Engineer Jordi Mir told The Associated Press he posted the video out of fear and a "stupid reflex" fostered by years on social media.
"I was completely panicked," he said in an exclusive interview across from the Parisian boulevard where the officer was shot to death by terrorists on Wednesday.
"I had to speak to someone," Mir said. "I was alone in my flat. I put the video on Facebook. That was my error."
He said he left the video on Facebook for as little as 15 minutes before thinking the better of it and taking it down.
But the footage had already been shared across the site and someone uploaded it to Youtube. Less than an hour after Mir removed the video from his page, he was startled to find it playing across his television screen.
In its unedited form, the 42-second film shows two masked gunmen – brothers Cherif and Said Kouachi – as they walk toward a prone police officer, later identified as 42-year-old Ahmed Merabet.
"You want to kill us?" one of the brothers says as he strides toward the wounded officer.
"No, it's OK, boss," Merabet says, raising his hand in an apparent plea for mercy.
Then he was shot in the head.
As police rushed to the scene, Mir downloaded the video to his computer and then to a removable disk, which he handed to officers.
Then, he uploaded the footage to Facebook – and to the world.
Mir, who is in his 50s, could not explain what pushed him to share thevideo with his 2,500 Facebook friends.
"There's no answer," he said.
"I take a photo – a cat – and I put it on Facebook.
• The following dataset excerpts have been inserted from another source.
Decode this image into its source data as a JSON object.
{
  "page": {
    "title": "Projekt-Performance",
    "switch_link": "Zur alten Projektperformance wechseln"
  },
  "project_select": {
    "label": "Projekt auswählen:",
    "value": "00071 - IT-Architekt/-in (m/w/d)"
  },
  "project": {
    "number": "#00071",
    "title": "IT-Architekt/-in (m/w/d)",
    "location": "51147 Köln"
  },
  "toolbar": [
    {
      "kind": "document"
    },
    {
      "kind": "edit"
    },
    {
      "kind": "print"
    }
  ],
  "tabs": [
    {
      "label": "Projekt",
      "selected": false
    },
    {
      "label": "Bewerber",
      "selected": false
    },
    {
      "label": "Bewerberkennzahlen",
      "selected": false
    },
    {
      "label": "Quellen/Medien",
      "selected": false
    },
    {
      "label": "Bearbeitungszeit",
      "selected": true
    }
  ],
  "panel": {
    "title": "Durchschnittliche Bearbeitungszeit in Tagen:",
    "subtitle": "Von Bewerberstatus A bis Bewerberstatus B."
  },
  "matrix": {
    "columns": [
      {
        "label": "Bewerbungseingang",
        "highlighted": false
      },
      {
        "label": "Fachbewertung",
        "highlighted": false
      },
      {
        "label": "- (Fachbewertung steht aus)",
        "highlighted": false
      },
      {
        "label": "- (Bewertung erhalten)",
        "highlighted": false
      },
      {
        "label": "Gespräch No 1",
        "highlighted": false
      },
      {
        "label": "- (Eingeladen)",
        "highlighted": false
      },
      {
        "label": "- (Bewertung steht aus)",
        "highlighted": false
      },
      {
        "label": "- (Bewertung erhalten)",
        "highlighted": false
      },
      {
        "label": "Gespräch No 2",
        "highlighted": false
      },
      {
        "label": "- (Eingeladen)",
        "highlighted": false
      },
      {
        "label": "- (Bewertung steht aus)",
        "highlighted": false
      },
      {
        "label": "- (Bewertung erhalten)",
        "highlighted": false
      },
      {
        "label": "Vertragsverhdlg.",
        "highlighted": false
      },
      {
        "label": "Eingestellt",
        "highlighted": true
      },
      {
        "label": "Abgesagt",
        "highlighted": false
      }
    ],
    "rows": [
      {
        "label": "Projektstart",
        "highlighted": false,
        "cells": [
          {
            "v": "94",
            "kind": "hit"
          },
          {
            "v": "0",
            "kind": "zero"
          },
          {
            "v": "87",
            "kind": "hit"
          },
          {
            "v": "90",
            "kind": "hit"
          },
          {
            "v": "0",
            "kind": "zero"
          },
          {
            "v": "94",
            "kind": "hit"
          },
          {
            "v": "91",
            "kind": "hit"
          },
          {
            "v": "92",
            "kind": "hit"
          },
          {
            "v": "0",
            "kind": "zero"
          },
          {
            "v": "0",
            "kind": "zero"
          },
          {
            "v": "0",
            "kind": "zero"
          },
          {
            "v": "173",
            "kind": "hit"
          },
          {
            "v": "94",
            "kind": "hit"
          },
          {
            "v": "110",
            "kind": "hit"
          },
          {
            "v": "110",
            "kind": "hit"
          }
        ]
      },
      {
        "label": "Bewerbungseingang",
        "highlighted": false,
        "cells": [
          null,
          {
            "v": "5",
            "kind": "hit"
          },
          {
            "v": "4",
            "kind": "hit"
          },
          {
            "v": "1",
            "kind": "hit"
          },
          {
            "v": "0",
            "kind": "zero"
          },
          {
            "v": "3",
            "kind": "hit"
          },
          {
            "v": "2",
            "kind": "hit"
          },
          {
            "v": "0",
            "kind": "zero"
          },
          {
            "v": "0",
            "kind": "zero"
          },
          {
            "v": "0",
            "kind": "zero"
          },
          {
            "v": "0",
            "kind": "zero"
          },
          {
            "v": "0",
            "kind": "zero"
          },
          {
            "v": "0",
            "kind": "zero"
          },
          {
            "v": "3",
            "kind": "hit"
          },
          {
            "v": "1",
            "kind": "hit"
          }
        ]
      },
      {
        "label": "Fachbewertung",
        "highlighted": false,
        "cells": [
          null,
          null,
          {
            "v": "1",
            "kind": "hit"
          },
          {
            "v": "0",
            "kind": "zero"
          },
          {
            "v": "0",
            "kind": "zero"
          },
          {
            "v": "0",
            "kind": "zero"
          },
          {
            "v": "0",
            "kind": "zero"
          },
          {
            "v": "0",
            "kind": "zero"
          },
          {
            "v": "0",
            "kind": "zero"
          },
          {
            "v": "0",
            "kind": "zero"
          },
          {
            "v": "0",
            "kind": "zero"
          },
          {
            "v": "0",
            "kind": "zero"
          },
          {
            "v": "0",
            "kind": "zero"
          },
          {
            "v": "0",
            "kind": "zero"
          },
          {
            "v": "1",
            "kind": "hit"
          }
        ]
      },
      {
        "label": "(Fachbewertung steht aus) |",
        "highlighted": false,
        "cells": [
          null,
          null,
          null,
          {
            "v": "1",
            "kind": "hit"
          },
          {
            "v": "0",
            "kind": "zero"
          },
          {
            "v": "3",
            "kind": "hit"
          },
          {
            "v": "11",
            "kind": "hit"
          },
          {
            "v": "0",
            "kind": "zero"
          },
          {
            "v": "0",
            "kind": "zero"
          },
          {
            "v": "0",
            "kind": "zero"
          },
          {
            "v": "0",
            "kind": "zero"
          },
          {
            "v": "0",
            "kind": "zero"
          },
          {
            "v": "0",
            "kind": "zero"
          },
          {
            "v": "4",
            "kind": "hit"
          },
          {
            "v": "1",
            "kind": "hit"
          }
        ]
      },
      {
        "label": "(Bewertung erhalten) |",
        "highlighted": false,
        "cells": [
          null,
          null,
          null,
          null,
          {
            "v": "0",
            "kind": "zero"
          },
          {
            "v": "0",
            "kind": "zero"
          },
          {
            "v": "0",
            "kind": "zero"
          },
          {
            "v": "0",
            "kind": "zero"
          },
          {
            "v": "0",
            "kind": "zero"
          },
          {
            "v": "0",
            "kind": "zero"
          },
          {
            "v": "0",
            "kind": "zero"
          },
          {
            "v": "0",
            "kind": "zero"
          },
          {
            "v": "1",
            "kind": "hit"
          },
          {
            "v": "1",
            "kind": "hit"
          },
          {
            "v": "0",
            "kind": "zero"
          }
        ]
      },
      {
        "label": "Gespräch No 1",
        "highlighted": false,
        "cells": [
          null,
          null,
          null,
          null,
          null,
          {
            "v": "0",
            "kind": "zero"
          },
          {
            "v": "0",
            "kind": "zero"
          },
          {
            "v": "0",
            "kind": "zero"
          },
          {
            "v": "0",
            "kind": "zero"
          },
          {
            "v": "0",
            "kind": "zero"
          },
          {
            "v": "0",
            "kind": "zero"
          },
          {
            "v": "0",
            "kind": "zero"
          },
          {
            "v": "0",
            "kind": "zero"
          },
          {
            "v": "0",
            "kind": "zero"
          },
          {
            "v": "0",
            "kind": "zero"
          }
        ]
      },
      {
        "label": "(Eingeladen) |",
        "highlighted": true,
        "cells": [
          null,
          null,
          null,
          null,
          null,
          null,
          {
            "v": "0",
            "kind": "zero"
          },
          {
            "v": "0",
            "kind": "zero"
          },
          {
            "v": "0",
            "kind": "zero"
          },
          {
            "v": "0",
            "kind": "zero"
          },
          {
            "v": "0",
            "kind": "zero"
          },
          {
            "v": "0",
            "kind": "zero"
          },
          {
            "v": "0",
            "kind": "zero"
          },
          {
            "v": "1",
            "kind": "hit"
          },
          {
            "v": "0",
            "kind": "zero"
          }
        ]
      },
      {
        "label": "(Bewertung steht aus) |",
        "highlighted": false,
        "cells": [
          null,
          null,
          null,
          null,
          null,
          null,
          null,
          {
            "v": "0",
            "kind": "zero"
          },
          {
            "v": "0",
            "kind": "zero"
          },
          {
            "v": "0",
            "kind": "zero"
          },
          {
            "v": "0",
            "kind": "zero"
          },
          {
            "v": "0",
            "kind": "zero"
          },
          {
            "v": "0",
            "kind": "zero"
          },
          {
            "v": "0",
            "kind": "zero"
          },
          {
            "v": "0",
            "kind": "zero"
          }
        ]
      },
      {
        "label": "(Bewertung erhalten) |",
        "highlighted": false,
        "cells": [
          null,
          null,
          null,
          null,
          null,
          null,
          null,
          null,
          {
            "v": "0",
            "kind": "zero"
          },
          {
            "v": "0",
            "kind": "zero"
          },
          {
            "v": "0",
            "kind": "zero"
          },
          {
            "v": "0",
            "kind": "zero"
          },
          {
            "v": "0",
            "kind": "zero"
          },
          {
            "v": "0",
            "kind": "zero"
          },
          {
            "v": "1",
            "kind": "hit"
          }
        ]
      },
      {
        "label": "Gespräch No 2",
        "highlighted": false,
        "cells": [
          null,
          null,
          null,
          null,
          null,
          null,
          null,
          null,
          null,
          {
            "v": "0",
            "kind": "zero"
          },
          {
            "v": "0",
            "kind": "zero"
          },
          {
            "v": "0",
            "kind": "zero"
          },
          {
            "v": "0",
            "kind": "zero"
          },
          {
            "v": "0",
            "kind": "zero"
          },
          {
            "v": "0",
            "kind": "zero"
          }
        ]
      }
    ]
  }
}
It was the same stupid reflex," he said.
The video's republication by media organisations around the world has anguished Merabet's family.
"How dare you take that video and broadcast it?" Merabet's brother Malek asked journalists on Saturday. "I heard his voice. I recognised him. I saw him get slaughtered and I hear him get slaughtered every day."
Mir wanted Merabet's family to know he was "very sorry," saying that he had turned down offers to buy the footage and that he wanted media organisations to blur Merabet's image before running it. But many, he said, just broadcast the unedited footage without permission.
The AP received Mir's authorisation to run the video on condition that it cut the scene of the officer's death – standard AP practice.
Mir said that one official told him the video helped galvanize French public opinion.
"For me, the policeman killed, it's like a war photo," Mir said at one point, comparing it to famed photographer Robert Capa's controversial picture of a soldier being shot dead during the Spanish Civil War.